Shiferaw Meron W, Zheng Taylor, Winter Abigail, Mike Leigh Ann, Chan Lingtak-Neander
School of Pharmacy, University of Washington, 1959 NE Pacific Street, Box 357630, Seattle, WA, 98195, USA.
BMC Med Inform Decis Mak. 2024 Dec 24;24(1):404. doi: 10.1186/s12911-024-02824-5.
Interactive artificial intelligence tools such as ChatGPT have gained popularity, yet little is known about their reliability as a reference tool for healthcare-related information for healthcare providers and trainees. The objective of this study was to assess the consistency, quality, and accuracy of the responses generated by ChatGPT on healthcare-related inquiries.
A total of 18 open-ended questions including six questions in three defined clinical areas (2 each to address "what", "why", and "how", respectively) were submitted to ChatGPT v3.5 based on real-world usage experience. The experiment was conducted in duplicate using 2 computers. Five investigators independently ranked each response using a 4-point scale to rate the quality of the bot's responses. The Delphi method was used to compare each investigator's score with the goal of reaching at least 80% consistency. The accuracy of the responses was checked using established professional references and resources. When the responses were in question, the bot was asked to provide reference material used for the investigators to determine the accuracy and quality. The investigators determined the consistency, accuracy, and quality by establishing a consensus.

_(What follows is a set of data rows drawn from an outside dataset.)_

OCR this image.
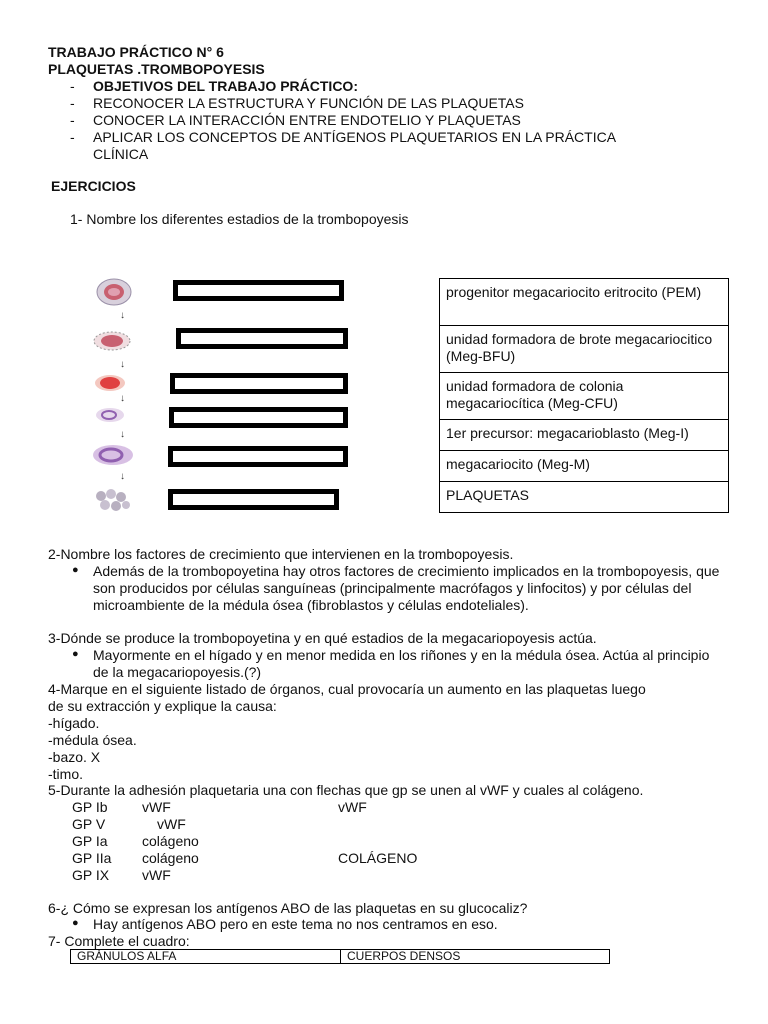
TRABAJO PRÁCTICO N° 6
PLAQUETAS .TROMBOPOYESIS
- OBJETIVOS DEL TRABAJO PRÁCTICO:
- RECONOCER LA ESTRUCTURA Y FUNCIÓN DE LAS PLAQUETAS
- CONOCER LA INTERACCIÓN ENTRE ENDOTELIO Y PLAQUETAS
- APLICAR LOS CONCEPTOS DE ANTÍGENOS PLAQUETARIOS EN LA PRÁCTICA
CLÍNICA
EJERCICIOS
1- Nombre los diferentes estadios de la trombopoyesis
↓
↓
↓
↓
↓
progenitor megacariocito eritrocito (PEM)
unidad formadora de brote megacariocitico (Meg-BFU)
unidad formadora de colonia megacariocítica (Meg-CFU)
1er precursor: megacarioblasto (Meg-I)
megacariocito (Meg-M)
PLAQUETAS
2-Nombre los factores de crecimiento que intervienen en la trombopoyesis.
● Además de la trombopoyetina hay otros factores de crecimiento implicados en la trombopoyesis, que son producidos por células sanguíneas (principalmente macrófagos y linfocitos) y por células del microambiente de la médula ósea (fibroblastos y células endoteliales).
3-Dónde se produce la trombopoyetina y en qué estadios de la megacariopoyesis actúa.
● Mayormente en el hígado y en menor medida en los riñones y en la médula ósea. Actúa al principio de la megacariopoyesis.(?)
4-Marque en el siguiente listado de órganos, cual provocaría un aumento en las plaquetas luego
de su extracción y explique la causa:
-hígado.
-médula ósea.
-bazo. X
-timo.
5-Durante la adhesión plaquetaria una con flechas que gp se unen al vWF y cuales al colágeno.
GP Ib vWF
GP V	vWF
GP Ia colágeno
GP IIa colágeno
GP IX vWF
vWF
COLÁGENO
6-¿ Cómo se expresan los antígenos ABO de las plaquetas en su glucocaliz?
● Hay antígenos ABO pero en este tema no nos centramos en eso.
7- Complete el cuadro:
GRÁNULOS ALFA	CUERPOS DENSOS
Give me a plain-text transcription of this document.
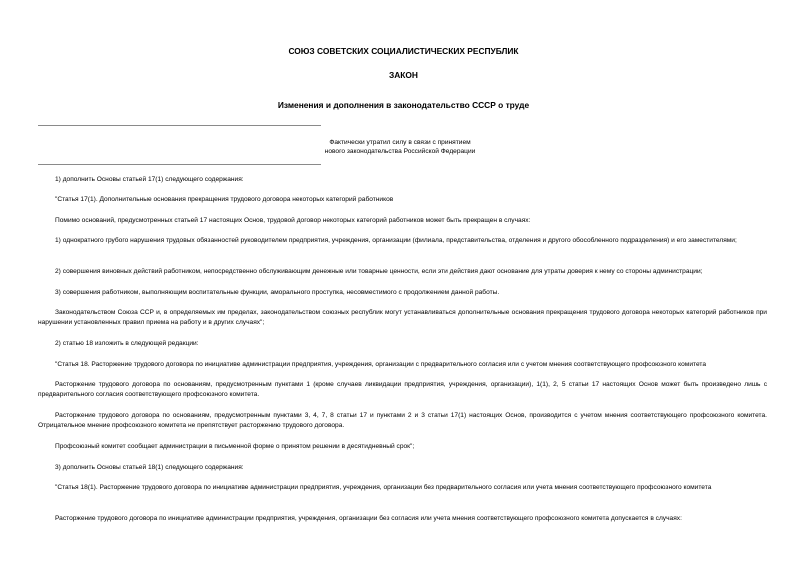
СОЮЗ СОВЕТСКИХ СОЦИАЛИСТИЧЕСКИХ РЕСПУБЛИК
ЗАКОН
Изменения и дополнения в законодательство СССР о труде
Фактически утратил силу в связи с принятием
нового законодательства Российской Федерации
1) дополнить Основы статьей 17(1) следующего содержания:
"Статья 17(1). Дополнительные основания прекращения трудового договора некоторых категорий работников
Помимо оснований, предусмотренных статьей 17 настоящих Основ, трудовой договор некоторых категорий работников может быть прекращен в случаях:
1) однократного грубого нарушения трудовых обязанностей руководителем предприятия, учреждения, организации (филиала, представительства, отделения и другого обособленного подразделения) и его заместителями;
2) совершения виновных действий работником, непосредственно обслуживающим денежные или товарные ценности, если эти действия дают основание для утраты доверия к нему со стороны администрации;
3) совершения работником, выполняющим воспитательные функции, аморального проступка, несовместимого с продолжением данной работы.
Законодательством Союза ССР и, в определяемых им пределах, законодательством союзных республик могут устанавливаться дополнительные основания прекращения трудового договора некоторых категорий работников при нарушении установленных правил приема на работу и в других случаях";
2) статью 18 изложить в следующей редакции:
"Статья 18. Расторжение трудового договора по инициативе администрации предприятия, учреждения, организации с предварительного согласия или с учетом мнения соответствующего профсоюзного комитета
Расторжение трудового договора по основаниям, предусмотренным пунктами 1 (кроме случаев ликвидации предприятия, учреждения, организации), 1(1), 2, 5 статьи 17 настоящих Основ может быть произведено лишь с предварительного согласия соответствующего профсоюзного комитета.
Расторжение трудового договора по основаниям, предусмотренным пунктами 3, 4, 7, 8 статьи 17 и пунктами 2 и 3 статьи 17(1) настоящих Основ, производится с учетом мнения соответствующего профсоюзного комитета. Отрицательное мнение профсоюзного комитета не препятствует расторжению трудового договора.
Профсоюзный комитет сообщает администрации в письменной форме о принятом решении в десятидневный срок";
3) дополнить Основы статьей 18(1) следующего содержания:
"Статья 18(1). Расторжение трудового договора по инициативе администрации предприятия, учреждения, организации без предварительного согласия или учета мнения соответствующего профсоюзного комитета
Расторжение трудового договора по инициативе администрации предприятия, учреждения, организации без согласия или учета мнения соответствующего профсоюзного комитета допускается в случаях:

The speech pattern and length of the responses were consistent within the same user but different between users. Occasionally, ChatGPT provided 2 completely different responses to the same question. Overall, ChatGPT provided more accurate responses (8 out of 12) to the "what" questions with less reliable performance to the "why" and "how" questions. We identified errors in calculation, unit of measurement, and misuse of protocols by ChatGPT. Some of these errors could result in clinical decisions leading to harm. We also identified citations and references shown by ChatGPT that did not exist in the literature.
ChatGPT is not ready to take on the coaching role for either healthcare learners or healthcare professionals. The lack of consistency in the responses to the same question is problematic for both learners and decision-makers. The intrinsic assumptions made by the chatbot could lead to erroneous clinical decisions. The unreliability in providing valid references is a serious flaw in using ChatGPT to drive clinical decision making.
ChatGPT等交互式人工智能工具已广受欢迎,但对于其作为医疗保健提供者和实习生获取医疗相关信息的参考工具的可靠性,人们了解甚少。本研究的目的是评估ChatGPT对医疗相关问题的回答的一致性、质量和准确性。
根据实际使用经验,向ChatGPT v3.5提交了总共18个开放式问题,包括三个特定临床领域的六个问题(每个领域分别有2个问题,分别涉及“是什么”“为什么”和“如何做”)。使用2台计算机重复进行该实验。五名研究人员使用4分制独立对每个回答进行评分,以评估机器人回答的质量。采用德尔菲法比较每位研究人员的评分,目标是达成至少80%的一致性。使用既定的专业参考文献和资源检查回答的准确性。当回答存在疑问时,要求机器人提供用于研究人员确定准确性和质量的参考材料。研究人员通过达成共识来确定一致性、准确性和质量。
回答的语言模式和长度在同一用户内是一致的,但不同用户之间有所不同。偶尔,ChatGPT会对同一个问题给出两个完全不同的回答。总体而言,ChatGPT对“是什么”问题的回答更准确(12个中有8个),而对“为什么”和“如何做”问题的表现则不太可靠。我们发现ChatGPT存在计算错误、计量单位错误和协议使用不当的问题。其中一些错误可能导致临床决策失误并造成伤害。我们还发现ChatGPT显示的参考文献在文献中并不存在。
ChatGPT还不适用于指导医疗学习者或医疗专业人员。对同一问题的回答缺乏一致性,这对学习者和决策者来说都是个问题。聊天机器人的内在假设可能导致错误的临床决策。在提供有效参考文献方面的不可靠性是使用ChatGPT推动临床决策时的一个严重缺陷。